Sun CEO Scott McNealy said the combination of two companies' gear will make Sun one of the largest providers of "information lifecycle management" products, which combine hardware and software for creating, storing and archiving corporate data.

Sun and StorageTek's storage product lines will be merged and sold by a combined sales force, executives said. StorageTek, which employs about 7,100 people, will mix into Sun's storage organization under Mark Canepa, executive vice president of Sun's storage products.

Sun hopes the $4.1 billion bet will help restore Sun's financial fortunes, but it's a huge bet: It's the last cash deal of that size Sun will be able to make. Sun plans to spend $4.1 billion of its $7.4 billion in cash and marketable securities on StorageTek in a deal expected to close by late summer or early fall.
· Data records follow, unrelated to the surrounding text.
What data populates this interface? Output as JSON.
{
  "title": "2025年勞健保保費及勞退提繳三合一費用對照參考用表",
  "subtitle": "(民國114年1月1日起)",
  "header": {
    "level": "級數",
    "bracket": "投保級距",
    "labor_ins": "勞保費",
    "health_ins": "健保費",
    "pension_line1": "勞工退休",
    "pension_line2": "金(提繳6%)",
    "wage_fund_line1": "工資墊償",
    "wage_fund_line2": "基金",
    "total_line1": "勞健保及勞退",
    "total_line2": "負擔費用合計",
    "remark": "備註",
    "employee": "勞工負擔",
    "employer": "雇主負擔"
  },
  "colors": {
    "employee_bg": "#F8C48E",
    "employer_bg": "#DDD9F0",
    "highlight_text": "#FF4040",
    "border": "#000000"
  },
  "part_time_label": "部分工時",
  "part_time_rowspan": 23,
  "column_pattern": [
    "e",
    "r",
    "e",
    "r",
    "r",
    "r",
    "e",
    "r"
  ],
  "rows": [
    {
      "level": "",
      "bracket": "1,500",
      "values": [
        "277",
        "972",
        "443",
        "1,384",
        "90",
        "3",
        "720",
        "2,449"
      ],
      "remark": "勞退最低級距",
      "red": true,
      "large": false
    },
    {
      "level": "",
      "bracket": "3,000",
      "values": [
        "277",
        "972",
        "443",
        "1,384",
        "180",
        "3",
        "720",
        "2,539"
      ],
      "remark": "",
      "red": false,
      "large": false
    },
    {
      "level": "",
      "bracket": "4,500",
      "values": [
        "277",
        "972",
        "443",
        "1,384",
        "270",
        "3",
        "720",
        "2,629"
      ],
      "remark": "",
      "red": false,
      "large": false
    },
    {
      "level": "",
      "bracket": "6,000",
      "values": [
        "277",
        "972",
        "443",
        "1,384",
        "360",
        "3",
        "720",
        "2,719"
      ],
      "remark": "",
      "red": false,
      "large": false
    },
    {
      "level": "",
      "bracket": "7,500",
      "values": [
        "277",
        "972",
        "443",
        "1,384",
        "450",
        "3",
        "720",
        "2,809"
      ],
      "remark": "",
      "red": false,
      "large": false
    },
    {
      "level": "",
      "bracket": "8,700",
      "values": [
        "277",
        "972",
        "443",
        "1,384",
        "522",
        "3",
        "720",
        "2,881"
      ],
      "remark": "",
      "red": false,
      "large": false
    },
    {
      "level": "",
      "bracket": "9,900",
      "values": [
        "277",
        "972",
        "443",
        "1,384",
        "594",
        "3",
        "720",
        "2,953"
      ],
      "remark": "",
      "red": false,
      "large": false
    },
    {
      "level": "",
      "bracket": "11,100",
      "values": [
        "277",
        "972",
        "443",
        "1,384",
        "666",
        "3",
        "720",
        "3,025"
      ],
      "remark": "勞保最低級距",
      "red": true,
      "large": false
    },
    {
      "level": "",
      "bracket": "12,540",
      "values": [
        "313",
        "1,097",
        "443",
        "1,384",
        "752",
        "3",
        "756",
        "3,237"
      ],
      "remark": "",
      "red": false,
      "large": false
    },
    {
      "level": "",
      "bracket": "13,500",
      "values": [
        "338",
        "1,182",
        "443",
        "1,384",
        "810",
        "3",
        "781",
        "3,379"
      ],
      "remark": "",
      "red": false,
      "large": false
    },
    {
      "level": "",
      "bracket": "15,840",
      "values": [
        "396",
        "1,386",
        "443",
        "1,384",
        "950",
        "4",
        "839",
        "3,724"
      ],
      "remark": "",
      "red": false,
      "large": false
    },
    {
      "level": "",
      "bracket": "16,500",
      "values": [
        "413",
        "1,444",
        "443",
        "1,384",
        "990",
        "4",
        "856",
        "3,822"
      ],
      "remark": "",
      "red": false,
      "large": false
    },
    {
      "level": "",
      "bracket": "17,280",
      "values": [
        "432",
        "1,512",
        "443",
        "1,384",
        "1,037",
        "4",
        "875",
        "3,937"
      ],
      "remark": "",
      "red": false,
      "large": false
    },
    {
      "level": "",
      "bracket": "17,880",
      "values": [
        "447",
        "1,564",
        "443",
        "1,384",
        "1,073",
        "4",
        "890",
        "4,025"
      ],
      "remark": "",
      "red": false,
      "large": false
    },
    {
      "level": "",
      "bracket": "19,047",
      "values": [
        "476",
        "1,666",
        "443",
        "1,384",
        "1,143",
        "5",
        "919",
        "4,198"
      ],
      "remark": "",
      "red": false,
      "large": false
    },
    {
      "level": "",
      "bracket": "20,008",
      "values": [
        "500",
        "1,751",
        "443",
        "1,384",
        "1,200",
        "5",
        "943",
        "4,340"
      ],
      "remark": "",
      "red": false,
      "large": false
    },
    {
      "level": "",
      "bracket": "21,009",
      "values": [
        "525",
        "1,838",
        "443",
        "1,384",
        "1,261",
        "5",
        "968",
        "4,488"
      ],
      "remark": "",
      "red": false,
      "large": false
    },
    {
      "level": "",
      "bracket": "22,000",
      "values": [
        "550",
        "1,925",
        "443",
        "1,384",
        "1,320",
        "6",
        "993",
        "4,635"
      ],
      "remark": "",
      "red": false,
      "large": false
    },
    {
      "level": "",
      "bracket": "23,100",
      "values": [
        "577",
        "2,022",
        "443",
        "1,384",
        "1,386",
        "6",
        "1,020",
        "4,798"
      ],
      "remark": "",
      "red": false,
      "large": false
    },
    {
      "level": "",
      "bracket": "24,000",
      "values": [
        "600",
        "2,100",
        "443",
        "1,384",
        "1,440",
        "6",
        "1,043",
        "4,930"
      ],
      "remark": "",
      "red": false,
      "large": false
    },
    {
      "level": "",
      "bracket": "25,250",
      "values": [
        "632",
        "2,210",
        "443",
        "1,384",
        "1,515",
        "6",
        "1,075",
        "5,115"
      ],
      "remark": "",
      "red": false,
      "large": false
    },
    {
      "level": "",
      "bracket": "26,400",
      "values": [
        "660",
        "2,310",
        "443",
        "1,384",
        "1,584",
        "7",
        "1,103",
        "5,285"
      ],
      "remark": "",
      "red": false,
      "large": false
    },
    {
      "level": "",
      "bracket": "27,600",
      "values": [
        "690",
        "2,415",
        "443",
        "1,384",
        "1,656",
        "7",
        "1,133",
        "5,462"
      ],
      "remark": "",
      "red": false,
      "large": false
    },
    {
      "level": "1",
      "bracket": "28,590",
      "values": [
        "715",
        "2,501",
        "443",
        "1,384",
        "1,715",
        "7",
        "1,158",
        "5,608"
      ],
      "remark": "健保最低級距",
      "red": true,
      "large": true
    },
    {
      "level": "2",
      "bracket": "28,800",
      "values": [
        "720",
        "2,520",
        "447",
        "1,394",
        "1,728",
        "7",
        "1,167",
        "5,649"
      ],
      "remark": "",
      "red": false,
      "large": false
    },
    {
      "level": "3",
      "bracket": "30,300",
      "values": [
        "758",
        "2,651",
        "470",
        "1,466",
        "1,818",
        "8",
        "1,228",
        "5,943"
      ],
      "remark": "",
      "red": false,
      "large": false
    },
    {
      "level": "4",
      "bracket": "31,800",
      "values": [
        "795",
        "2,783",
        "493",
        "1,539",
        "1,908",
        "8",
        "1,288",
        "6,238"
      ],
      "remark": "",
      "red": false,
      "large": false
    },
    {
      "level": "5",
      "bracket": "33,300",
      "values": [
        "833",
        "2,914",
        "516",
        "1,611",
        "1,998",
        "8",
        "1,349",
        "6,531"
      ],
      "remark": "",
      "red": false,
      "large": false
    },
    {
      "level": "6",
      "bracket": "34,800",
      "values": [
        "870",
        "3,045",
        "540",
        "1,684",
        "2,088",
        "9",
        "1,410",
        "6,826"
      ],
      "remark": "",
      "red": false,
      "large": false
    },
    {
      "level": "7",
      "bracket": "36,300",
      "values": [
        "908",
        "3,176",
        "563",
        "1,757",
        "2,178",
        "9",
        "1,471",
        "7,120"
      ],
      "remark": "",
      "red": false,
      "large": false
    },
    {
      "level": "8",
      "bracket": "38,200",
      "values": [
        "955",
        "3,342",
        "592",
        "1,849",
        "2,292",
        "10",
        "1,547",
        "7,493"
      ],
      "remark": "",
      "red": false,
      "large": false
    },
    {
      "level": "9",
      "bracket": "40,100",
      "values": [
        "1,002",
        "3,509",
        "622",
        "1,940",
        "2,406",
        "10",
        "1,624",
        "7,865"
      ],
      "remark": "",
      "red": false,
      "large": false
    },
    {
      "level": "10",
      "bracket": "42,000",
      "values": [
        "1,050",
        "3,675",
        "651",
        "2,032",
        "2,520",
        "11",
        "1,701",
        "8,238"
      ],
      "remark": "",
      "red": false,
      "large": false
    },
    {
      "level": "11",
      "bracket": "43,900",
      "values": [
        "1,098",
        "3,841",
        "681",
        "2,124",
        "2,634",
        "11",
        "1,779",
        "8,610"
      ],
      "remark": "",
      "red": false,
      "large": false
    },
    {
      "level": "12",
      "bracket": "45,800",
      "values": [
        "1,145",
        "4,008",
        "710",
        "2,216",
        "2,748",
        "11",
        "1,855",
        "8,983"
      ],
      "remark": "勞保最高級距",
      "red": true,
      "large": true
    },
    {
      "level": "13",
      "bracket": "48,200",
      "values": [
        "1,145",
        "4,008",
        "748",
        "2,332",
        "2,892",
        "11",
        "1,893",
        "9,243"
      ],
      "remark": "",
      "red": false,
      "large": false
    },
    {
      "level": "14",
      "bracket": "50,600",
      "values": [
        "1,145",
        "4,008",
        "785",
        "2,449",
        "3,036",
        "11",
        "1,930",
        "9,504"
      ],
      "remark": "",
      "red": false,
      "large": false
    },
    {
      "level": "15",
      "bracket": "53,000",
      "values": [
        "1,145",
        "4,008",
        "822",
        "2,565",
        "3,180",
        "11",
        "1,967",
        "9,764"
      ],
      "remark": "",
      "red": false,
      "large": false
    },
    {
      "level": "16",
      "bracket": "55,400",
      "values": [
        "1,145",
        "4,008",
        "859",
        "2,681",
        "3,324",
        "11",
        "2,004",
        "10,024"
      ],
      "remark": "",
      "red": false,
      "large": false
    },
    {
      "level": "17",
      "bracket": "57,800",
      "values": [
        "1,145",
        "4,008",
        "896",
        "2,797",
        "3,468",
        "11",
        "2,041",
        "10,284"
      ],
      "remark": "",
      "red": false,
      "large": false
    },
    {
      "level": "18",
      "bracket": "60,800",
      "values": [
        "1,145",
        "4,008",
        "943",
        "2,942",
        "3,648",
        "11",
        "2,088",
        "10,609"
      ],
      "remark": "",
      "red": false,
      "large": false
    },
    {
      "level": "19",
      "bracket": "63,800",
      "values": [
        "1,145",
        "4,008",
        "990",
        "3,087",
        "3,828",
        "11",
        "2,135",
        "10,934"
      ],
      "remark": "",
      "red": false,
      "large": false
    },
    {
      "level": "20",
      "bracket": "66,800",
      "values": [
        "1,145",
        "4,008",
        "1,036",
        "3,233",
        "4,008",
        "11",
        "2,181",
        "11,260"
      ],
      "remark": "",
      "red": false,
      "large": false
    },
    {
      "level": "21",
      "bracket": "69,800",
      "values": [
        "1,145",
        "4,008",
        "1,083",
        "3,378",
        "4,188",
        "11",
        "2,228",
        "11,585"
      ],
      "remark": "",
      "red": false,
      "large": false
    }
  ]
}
Even with the $1 billion in cash StorageTek will bring, Sun will have a hard time affording any comparable moves.

Sun is trying to rebuild its primary business, selling powerful networked computers called servers, and is trying to elevate its software products with an open-source revamp. The StorageTek acquisition, however, shows that Sun believes storage is the business where it can get the most bang for its buck.

In another resuscitation effort, eBay plans to acquire Shopping.com in a $620 million cash transaction. The acquisition brings the Web's biggest comparison shopping engine under the hood of the largest auction site at a time when eBay has been struggling to maintain its growth in the face of increasing competition from Yahoo, Google and others.

The acquisition puts eBay in close competition with the commercial engines of search giants Yahoo and Google. The deal also is a sure sign of eBay's financial interest in the booming search-engine marketing business, which is expected to be worth more than $5 billion this year.